Dit is het allermoeilijkste (letterl.: allerzwaarst) Artikel om te geloven. Want men zal degenen die in doodsnood verkeren, alles eerder wijs kunnen maken, dan de vergeving der zonden. En de duivel laat wel toe dat wij alles geloven, als hij ons déze troost maar ontnemen kan. Daarom moeten wij bij dit punt nagaan:

 Wat de vergeving der zonden (eigenlijk) is.

 Door Wie ze geschiedt.

 Waarom ze geschiedt: uit genade óf naar Gods rechtvaardigheid.
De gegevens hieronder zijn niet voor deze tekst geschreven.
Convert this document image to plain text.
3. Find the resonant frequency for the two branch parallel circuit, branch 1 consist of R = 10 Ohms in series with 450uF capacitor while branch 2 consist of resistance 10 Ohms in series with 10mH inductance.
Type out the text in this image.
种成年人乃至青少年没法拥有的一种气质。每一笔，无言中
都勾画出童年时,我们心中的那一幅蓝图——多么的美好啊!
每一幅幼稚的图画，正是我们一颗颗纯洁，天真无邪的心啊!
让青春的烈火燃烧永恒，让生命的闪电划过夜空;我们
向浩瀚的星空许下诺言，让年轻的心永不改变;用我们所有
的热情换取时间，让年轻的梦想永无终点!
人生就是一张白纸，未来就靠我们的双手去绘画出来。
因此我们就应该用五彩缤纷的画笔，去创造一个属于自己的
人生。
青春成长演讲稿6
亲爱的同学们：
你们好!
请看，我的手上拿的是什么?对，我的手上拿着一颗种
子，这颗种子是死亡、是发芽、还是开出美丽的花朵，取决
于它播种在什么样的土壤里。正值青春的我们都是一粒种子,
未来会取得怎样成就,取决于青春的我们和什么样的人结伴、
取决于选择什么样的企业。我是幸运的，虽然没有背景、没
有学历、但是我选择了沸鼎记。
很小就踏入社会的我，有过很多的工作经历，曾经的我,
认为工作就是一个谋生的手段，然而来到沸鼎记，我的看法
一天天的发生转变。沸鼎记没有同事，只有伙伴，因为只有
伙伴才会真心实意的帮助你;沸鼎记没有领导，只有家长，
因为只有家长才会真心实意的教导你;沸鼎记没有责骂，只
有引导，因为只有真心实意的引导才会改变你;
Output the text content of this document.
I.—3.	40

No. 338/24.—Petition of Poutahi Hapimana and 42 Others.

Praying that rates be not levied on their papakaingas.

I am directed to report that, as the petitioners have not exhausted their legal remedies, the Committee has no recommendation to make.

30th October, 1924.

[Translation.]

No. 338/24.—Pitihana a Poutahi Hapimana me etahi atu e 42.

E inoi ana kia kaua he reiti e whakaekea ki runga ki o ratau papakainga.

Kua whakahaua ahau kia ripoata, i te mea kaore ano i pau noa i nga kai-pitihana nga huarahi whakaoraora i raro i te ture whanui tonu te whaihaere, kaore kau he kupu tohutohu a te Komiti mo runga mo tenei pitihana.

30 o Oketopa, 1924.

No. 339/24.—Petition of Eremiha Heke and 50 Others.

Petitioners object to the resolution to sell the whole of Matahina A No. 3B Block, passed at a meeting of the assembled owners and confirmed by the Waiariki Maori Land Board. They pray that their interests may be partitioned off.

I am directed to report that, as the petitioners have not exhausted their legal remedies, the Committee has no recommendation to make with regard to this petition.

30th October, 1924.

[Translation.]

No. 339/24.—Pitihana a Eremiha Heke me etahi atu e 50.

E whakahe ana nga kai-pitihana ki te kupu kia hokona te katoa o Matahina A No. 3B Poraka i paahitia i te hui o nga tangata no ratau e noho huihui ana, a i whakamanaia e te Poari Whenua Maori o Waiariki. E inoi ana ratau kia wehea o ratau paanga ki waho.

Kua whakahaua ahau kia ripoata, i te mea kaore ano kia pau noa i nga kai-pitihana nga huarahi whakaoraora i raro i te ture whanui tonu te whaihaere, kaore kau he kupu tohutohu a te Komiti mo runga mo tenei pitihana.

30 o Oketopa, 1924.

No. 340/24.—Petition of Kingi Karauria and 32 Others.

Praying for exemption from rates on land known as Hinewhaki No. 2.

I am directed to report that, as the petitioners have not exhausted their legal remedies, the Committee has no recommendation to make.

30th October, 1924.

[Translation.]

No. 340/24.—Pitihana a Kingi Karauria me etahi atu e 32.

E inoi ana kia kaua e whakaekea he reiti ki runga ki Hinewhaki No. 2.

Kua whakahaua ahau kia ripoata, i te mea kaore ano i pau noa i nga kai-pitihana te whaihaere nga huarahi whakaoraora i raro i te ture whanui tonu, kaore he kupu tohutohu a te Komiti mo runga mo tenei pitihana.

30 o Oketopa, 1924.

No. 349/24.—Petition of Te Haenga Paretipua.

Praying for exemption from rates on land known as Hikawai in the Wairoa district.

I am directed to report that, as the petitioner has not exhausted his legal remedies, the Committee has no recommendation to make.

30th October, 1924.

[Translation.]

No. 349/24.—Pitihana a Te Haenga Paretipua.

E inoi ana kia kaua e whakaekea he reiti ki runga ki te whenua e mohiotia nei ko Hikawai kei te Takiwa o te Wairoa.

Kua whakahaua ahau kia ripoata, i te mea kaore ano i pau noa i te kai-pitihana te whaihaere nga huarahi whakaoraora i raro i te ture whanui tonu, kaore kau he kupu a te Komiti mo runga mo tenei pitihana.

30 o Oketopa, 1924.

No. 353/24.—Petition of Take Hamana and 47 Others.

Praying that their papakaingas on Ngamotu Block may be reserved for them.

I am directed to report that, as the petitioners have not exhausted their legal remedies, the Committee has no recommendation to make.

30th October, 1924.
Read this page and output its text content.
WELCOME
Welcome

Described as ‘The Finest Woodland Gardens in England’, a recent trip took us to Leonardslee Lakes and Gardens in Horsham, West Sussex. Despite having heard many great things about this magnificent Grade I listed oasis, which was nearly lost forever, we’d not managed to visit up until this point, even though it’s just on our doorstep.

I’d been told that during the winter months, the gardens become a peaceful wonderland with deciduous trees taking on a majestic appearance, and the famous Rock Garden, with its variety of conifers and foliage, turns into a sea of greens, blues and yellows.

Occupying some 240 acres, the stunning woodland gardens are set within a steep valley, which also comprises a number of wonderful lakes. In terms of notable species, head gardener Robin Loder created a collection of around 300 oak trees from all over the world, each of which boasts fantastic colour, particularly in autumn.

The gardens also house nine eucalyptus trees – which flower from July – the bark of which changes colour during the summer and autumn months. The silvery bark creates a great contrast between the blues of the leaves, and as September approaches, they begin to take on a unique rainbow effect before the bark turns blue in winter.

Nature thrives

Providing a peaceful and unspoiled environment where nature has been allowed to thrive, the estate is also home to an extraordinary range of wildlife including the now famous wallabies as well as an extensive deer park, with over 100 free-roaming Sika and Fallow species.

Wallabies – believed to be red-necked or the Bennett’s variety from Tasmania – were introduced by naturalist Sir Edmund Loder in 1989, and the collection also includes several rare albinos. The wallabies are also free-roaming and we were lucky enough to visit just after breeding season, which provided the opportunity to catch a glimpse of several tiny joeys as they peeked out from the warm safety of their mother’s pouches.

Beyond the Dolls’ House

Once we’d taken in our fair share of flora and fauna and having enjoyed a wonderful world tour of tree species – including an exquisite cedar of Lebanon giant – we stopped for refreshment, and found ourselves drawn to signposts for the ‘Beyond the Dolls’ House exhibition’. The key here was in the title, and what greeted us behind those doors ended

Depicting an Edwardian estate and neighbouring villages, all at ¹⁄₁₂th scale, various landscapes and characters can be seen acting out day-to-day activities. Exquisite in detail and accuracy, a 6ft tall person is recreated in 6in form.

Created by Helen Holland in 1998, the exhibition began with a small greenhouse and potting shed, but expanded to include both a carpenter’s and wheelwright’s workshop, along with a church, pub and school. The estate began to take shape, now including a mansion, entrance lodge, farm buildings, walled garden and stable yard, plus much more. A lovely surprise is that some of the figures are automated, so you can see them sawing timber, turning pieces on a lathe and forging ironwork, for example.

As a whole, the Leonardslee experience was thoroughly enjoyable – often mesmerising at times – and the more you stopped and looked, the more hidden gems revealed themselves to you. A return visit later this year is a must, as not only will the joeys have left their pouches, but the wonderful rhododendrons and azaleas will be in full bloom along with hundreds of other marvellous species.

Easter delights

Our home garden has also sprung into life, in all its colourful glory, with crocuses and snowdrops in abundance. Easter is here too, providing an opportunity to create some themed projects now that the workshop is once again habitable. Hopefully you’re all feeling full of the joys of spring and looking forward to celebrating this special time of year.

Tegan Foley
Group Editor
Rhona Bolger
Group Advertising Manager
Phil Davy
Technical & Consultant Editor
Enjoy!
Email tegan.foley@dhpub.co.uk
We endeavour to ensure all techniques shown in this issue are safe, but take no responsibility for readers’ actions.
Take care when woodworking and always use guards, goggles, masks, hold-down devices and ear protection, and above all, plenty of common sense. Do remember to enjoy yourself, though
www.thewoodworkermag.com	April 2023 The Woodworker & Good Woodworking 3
 Aan wie ze geschonken wordt.

5. Hoe en wanneer ze geschonken wordt.

(4)

1. Wat de vergeving der zonden is.

Dit wordt op verschillende manier omschreven. Het is een voornemen in God om de zonden der gelovigen, om wille van de genoegdoening van Christus, ongestraft te laten. Of: het is een kwijtschelding van de verdiende straf, en een schenking en toerekening der gerechtigheid van iemand anders, n.l. van Christus. Of: het is die wil in God, waardoor Hij de uitverkoren gelovigen hun zonden niet toerekent, maar hun de schuld en straf kwijtscheldt, hen rechtvaardig verklaart en ze liefheeft, alsof zij nooit gezondigd hadden; hen verlost van de dood, en hun het eeuwige leven, uit genade, door en Om de Middelaar schenkt, Ps. 32 : 1:

„Welgelukzalig is hij, wiens overtreding vergeven, wiens zonde bedekt is.”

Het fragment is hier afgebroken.